Take a closer look, can you spot any problems?

Deep Learning & NLP, Beyond the Uncanny Valley! 5 million netizens around the world were deceived, and none of the popular TEDx speakers were real people?

Deep Learning & NLP, Beyond the Uncanny Valley! 5 million netizens around the world were deceived, and none of the popular TEDx speakers were real people?

Deep Learning & NLP, Beyond the Uncanny Valley! 5 million netizens around the world were deceived, and none of the popular TEDx speakers were real people?

Deep Learning & NLP, Beyond the Uncanny Valley! 5 million netizens around the world were deceived, and none of the popular TEDx speakers were real people?

Deep Learning & NLP, Beyond the Uncanny Valley! 5 million netizens around the world were deceived, and none of the popular TEDx speakers were real people?

The answer is revealed - none of these five people are real people!

Deep Learning & NLP, Beyond the Uncanny Valley! 5 million netizens around the world were deceived, and none of the popular TEDx speakers were real people?

The little brother who is looking for someone online is going to cry

is so realistic, almost flawless, this level of raw picture AI directly made netizens' jaws drop.

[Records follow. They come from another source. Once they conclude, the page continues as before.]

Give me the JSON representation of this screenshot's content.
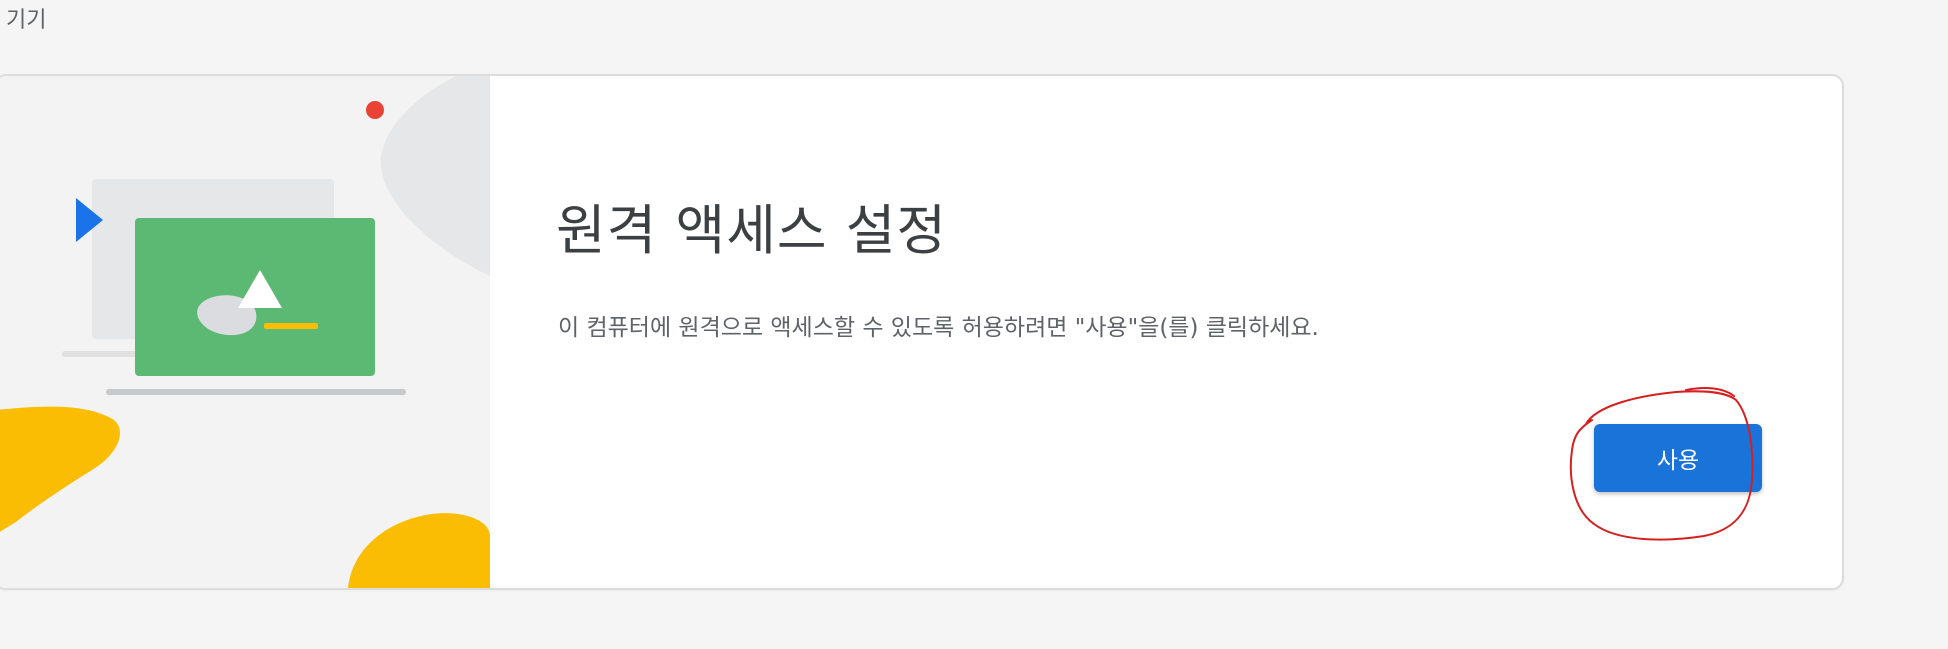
{
  "section": {
    "label": "기기"
  },
  "remote_access_card": {
    "title": "원격 액세스 설정",
    "description": "이 컴퓨터에 원격으로 액세스할 수 있도록 허용하려면 \"사용\"을(를) 클릭하세요.",
    "enable_button_label": "사용"
  },
  "colors": {
    "page_background": "#f5f5f5",
    "card_background": "#ffffff",
    "illustration_background": "#f3f3f3",
    "button_primary": "#1a73d9",
    "monitor_screen": "#5bb974",
    "arrow_blue": "#1a73e8",
    "dot_red": "#ea4335",
    "blob_yellow": "#fbbc04",
    "annotation_red": "#d62020"
  },
  "icons": {
    "illustration": "remote-desktop-illustration",
    "annotation": "hand-drawn-circle"
  }
}
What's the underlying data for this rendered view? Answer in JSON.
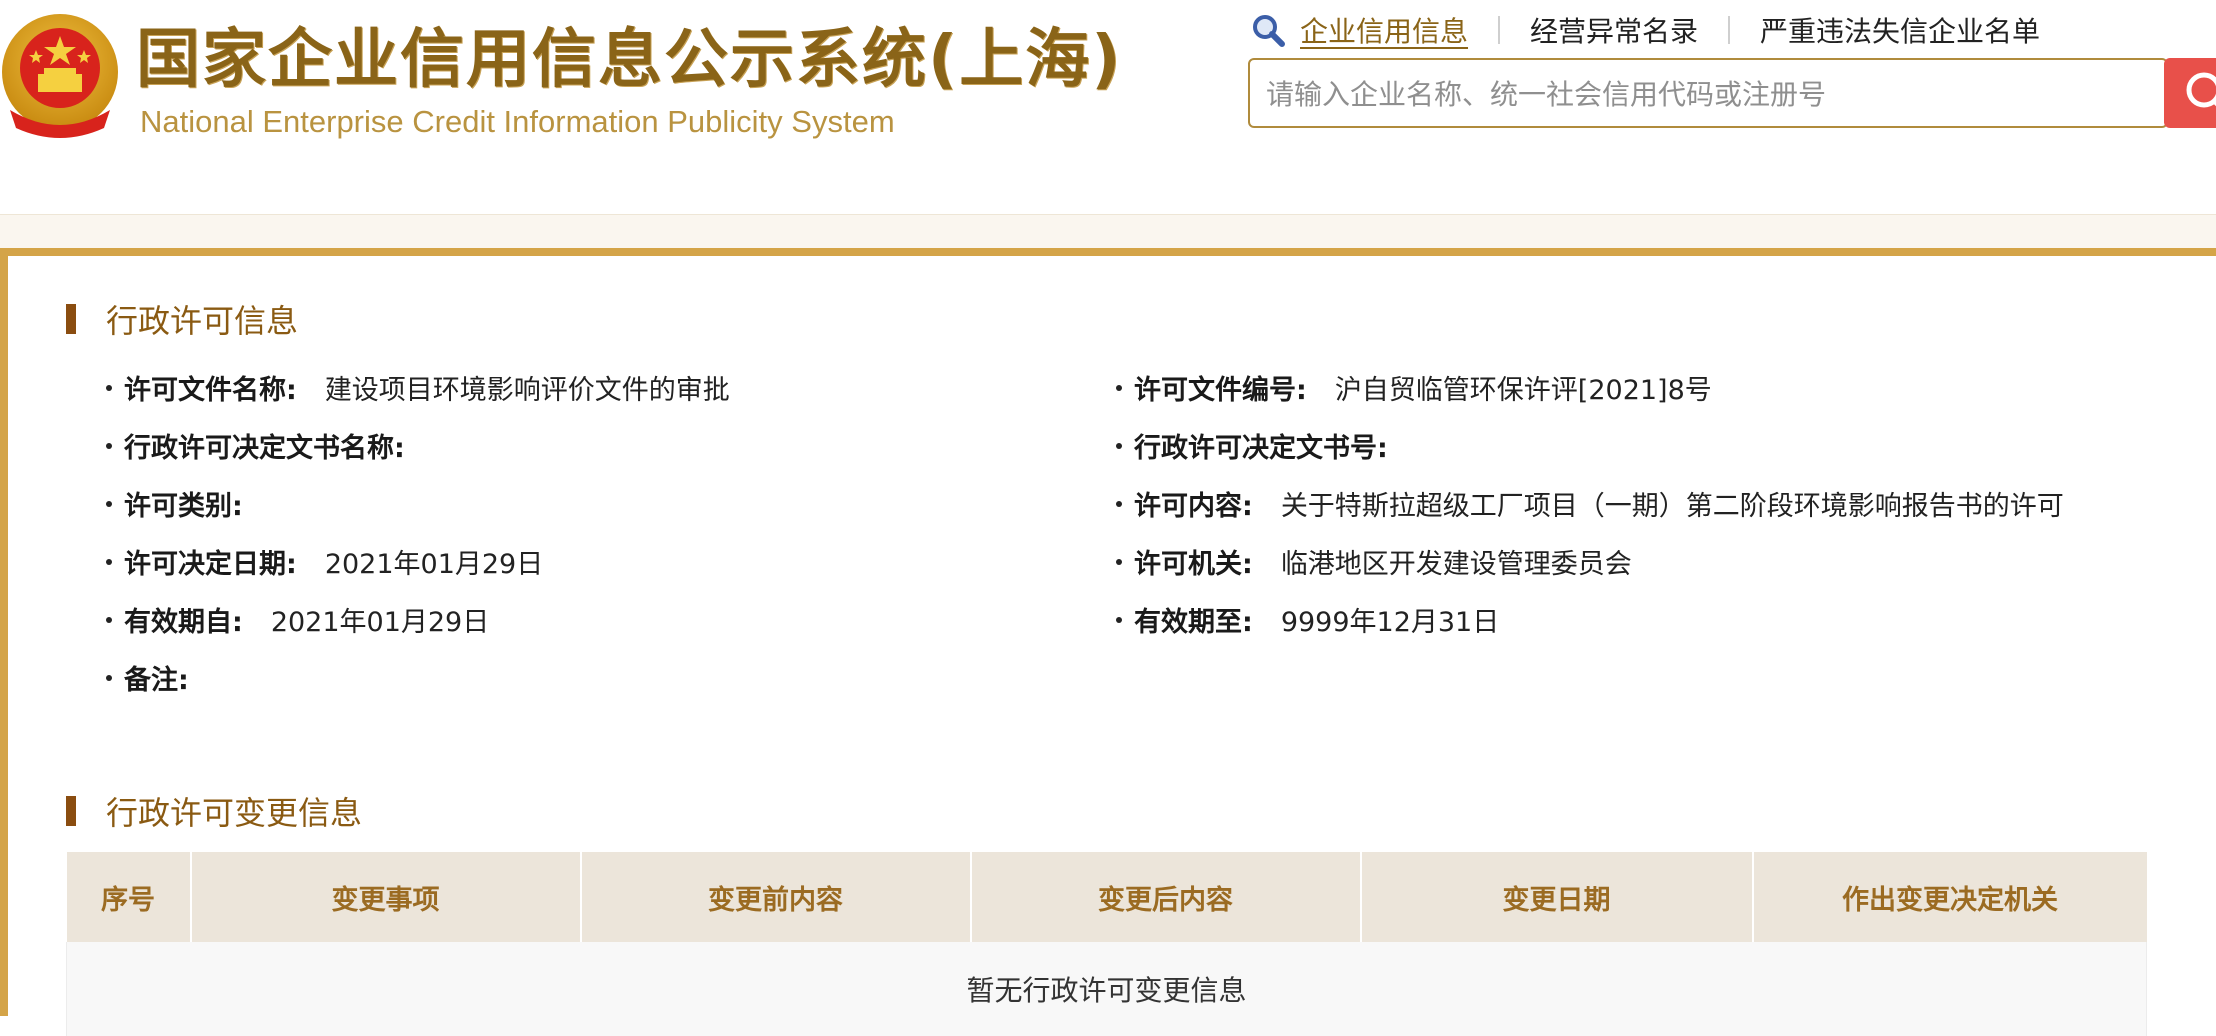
{
  "header": {
    "title": "国家企业信用信息公示系统(上海)",
    "subtitle": "National Enterprise Credit Information Publicity System",
    "nav": [
      {
        "label": "企业信用信息",
        "active": true
      },
      {
        "label": "经营异常名录",
        "active": false
      },
      {
        "label": "严重违法失信企业名单",
        "active": false
      }
    ],
    "search_placeholder": "请输入企业名称、统一社会信用代码或注册号"
  },
  "license_section": {
    "title": "行政许可信息",
    "fields": [
      {
        "label": "许可文件名称:",
        "value": "建设项目环境影响评价文件的审批"
      },
      {
        "label": "许可文件编号:",
        "value": "沪自贸临管环保许评[2021]8号"
      },
      {
        "label": "行政许可决定文书名称:",
        "value": ""
      },
      {
        "label": "行政许可决定文书号:",
        "value": ""
      },
      {
        "label": "许可类别:",
        "value": ""
      },
      {
        "label": "许可内容:",
        "value": "关于特斯拉超级工厂项目（一期）第二阶段环境影响报告书的许可"
      },
      {
        "label": "许可决定日期:",
        "value": "2021年01月29日"
      },
      {
        "label": "许可机关:",
        "value": "临港地区开发建设管理委员会"
      },
      {
        "label": "有效期自:",
        "value": "2021年01月29日"
      },
      {
        "label": "有效期至:",
        "value": "9999年12月31日"
      },
      {
        "label": "备注:",
        "value": ""
      }
    ]
  },
  "change_section": {
    "title": "行政许可变更信息",
    "columns": [
      "序号",
      "变更事项",
      "变更前内容",
      "变更后内容",
      "变更日期",
      "作出变更决定机关"
    ],
    "empty_text": "暂无行政许可变更信息"
  },
  "colors": {
    "brand_gold": "#d4a448",
    "title_brown": "#8a6418",
    "search_red": "#e8504a"
  },
  "icons": [
    "emblem-icon",
    "search-icon",
    "magnifier-icon"
  ]
}
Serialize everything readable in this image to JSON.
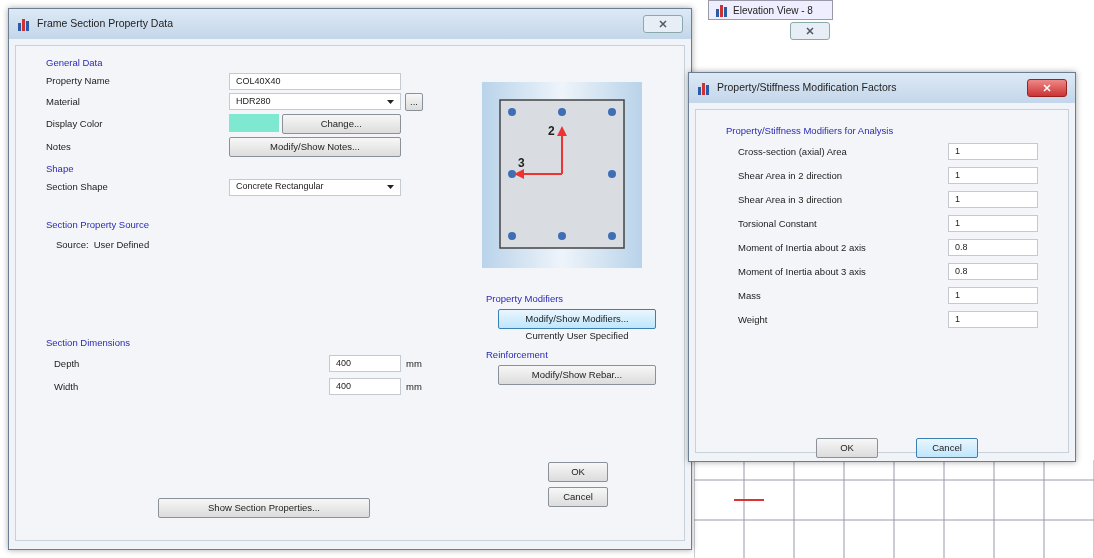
{
  "background": {
    "elevation_tab": {
      "title": "Elevation View - 8"
    }
  },
  "main_dialog": {
    "title": "Frame Section Property Data",
    "general_data": {
      "heading": "General Data",
      "property_name": {
        "label": "Property Name",
        "value": "COL40X40"
      },
      "material": {
        "label": "Material",
        "value": "HDR280",
        "more_button": "..."
      },
      "display_color": {
        "label": "Display Color",
        "color": "#7fe8d0",
        "button": "Change..."
      },
      "notes": {
        "label": "Notes",
        "button": "Modify/Show Notes..."
      }
    },
    "shape": {
      "heading": "Shape",
      "label": "Section Shape",
      "value": "Concrete Rectangular"
    },
    "source": {
      "heading": "Section Property Source",
      "label": "Source:",
      "value": "User Defined"
    },
    "dimensions": {
      "heading": "Section Dimensions",
      "rows": [
        {
          "label": "Depth",
          "value": "400",
          "unit": "mm"
        },
        {
          "label": "Width",
          "value": "400",
          "unit": "mm"
        }
      ]
    },
    "section_preview": {
      "axis_labels": [
        "2",
        "3"
      ]
    },
    "property_modifiers": {
      "heading": "Property Modifiers",
      "button": {
        "label": "Modify/Show Modifiers...",
        "focused": true
      },
      "status": "Currently User Specified"
    },
    "reinforcement": {
      "heading": "Reinforcement",
      "button": {
        "label": "Modify/Show Rebar...",
        "focused": false
      }
    },
    "show_section_properties": "Show Section Properties...",
    "buttons": [
      {
        "label": "OK",
        "focused": false
      },
      {
        "label": "Cancel",
        "focused": false
      }
    ]
  },
  "modifiers_dialog": {
    "title": "Property/Stiffness Modification Factors",
    "heading": "Property/Stiffness Modifiers for Analysis",
    "rows": [
      {
        "label": "Cross-section (axial) Area",
        "value": "1"
      },
      {
        "label": "Shear Area in 2 direction",
        "value": "1"
      },
      {
        "label": "Shear Area in 3 direction",
        "value": "1"
      },
      {
        "label": "Torsional Constant",
        "value": "1"
      },
      {
        "label": "Moment of Inertia about 2 axis",
        "value": "0.8"
      },
      {
        "label": "Moment of Inertia about 3 axis",
        "value": "0.8"
      },
      {
        "label": "Mass",
        "value": "1"
      },
      {
        "label": "Weight",
        "value": "1"
      }
    ],
    "buttons": [
      {
        "label": "OK",
        "focused": false
      },
      {
        "label": "Cancel",
        "focused": true
      }
    ]
  }
}
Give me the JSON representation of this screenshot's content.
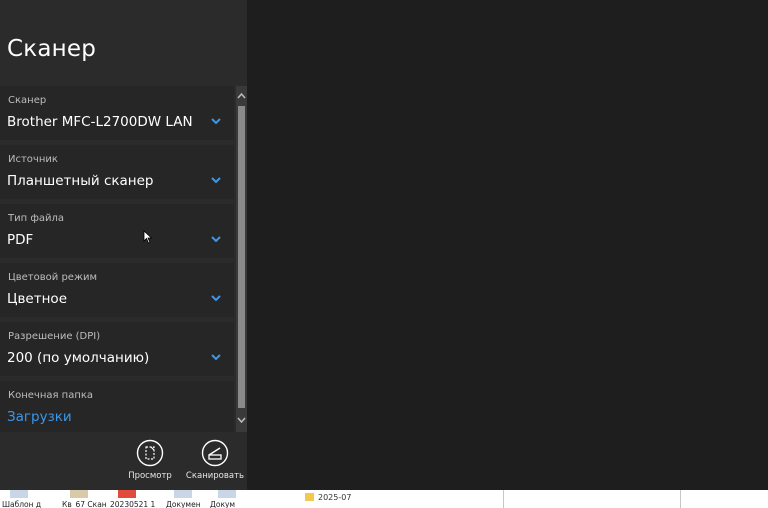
{
  "app": {
    "title": "Сканер"
  },
  "settings": [
    {
      "label": "Сканер",
      "value": "Brother MFC-L2700DW LAN",
      "is_link": false
    },
    {
      "label": "Источник",
      "value": "Планшетный сканер",
      "is_link": false
    },
    {
      "label": "Тип файла",
      "value": "PDF",
      "is_link": false
    },
    {
      "label": "Цветовой режим",
      "value": "Цветное",
      "is_link": false
    },
    {
      "label": "Разрешение (DPI)",
      "value": "200 (по умолчанию)",
      "is_link": false
    },
    {
      "label": "Конечная папка",
      "value": "Загрузки",
      "is_link": true
    }
  ],
  "actions": {
    "preview_label": "Просмотр",
    "scan_label": "Сканировать"
  },
  "taskbar": {
    "items": [
      "Шаблон д",
      "Кв_67 Скан",
      "20230521 1",
      "Докумен",
      "Докум"
    ],
    "folder_label": "2025-07"
  },
  "colors": {
    "panel_bg": "#2b2b2b",
    "setting_bg": "#262626",
    "preview_bg": "#1e1e1e",
    "accent": "#3d96e8",
    "label_text": "#bdbdbd"
  },
  "icons": {
    "dropdown": "chevron-down-icon",
    "preview": "preview-icon",
    "scan": "scan-icon"
  }
}
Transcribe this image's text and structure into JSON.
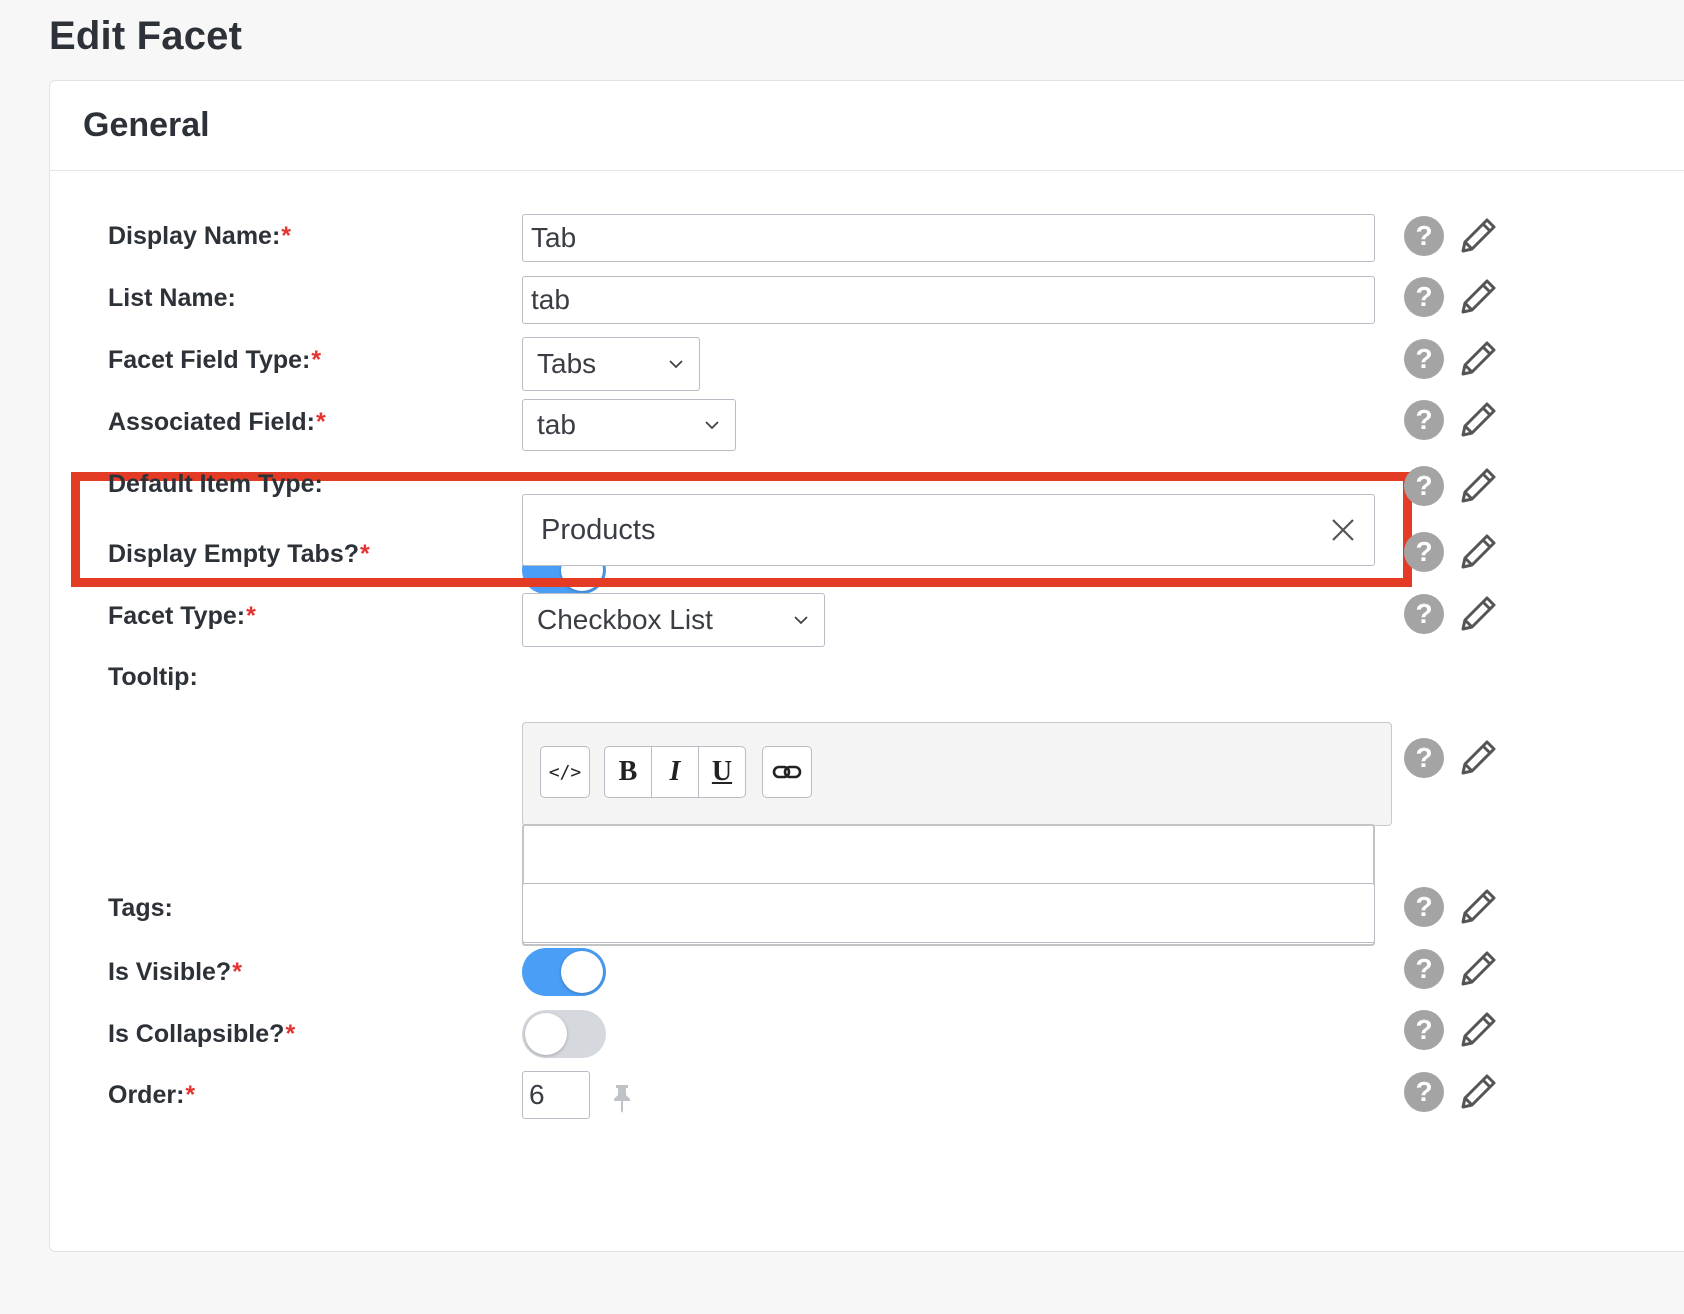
{
  "page": {
    "title": "Edit Facet"
  },
  "section": {
    "title": "General"
  },
  "required_mark": "*",
  "help_symbol": "?",
  "fields": {
    "display_name": {
      "label": "Display Name:",
      "value": "Tab",
      "required": true
    },
    "list_name": {
      "label": "List Name:",
      "value": "tab",
      "required": false
    },
    "facet_field_type": {
      "label": "Facet Field Type:",
      "value": "Tabs",
      "required": true
    },
    "associated_field": {
      "label": "Associated Field:",
      "value": "tab",
      "required": true
    },
    "default_item_type": {
      "label": "Default Item Type:",
      "value": "Products",
      "required": false
    },
    "display_empty_tabs": {
      "label": "Display Empty Tabs?",
      "checked": true,
      "required": true
    },
    "facet_type": {
      "label": "Facet Type:",
      "value": "Checkbox List",
      "required": true
    },
    "tooltip": {
      "label": "Tooltip:",
      "value": "",
      "required": false
    },
    "tags": {
      "label": "Tags:",
      "value": "",
      "required": false
    },
    "is_visible": {
      "label": "Is Visible?",
      "checked": true,
      "required": true
    },
    "is_collapsible": {
      "label": "Is Collapsible?",
      "checked": false,
      "required": true
    },
    "order": {
      "label": "Order:",
      "value": "6",
      "required": true
    }
  },
  "editor_toolbar": {
    "code": "</>",
    "bold": "B",
    "italic": "I",
    "underline": "U"
  },
  "colors": {
    "accent": "#4a9ef5",
    "required": "#e3342f",
    "highlight": "#e43b24",
    "help": "#a4a4a4"
  }
}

Even AI recognition software can't recognize this as an AI-generated graph.

Deep Learning & NLP, Beyond the Uncanny Valley! 5 million netizens around the world were deceived, and none of the popular TEDx speakers were real people?

"Doesn't it look real because it's a real photo?"

Deep Learning & NLP, Beyond the Uncanny Valley! 5 million netizens around the world were deceived, and none of the popular TEDx speakers were real people?

"None of them are real people? It's just creepy!"

Deep Learning & NLP, Beyond the Uncanny Valley! 5 million netizens around the world were deceived, and none of the popular TEDx speakers were real people?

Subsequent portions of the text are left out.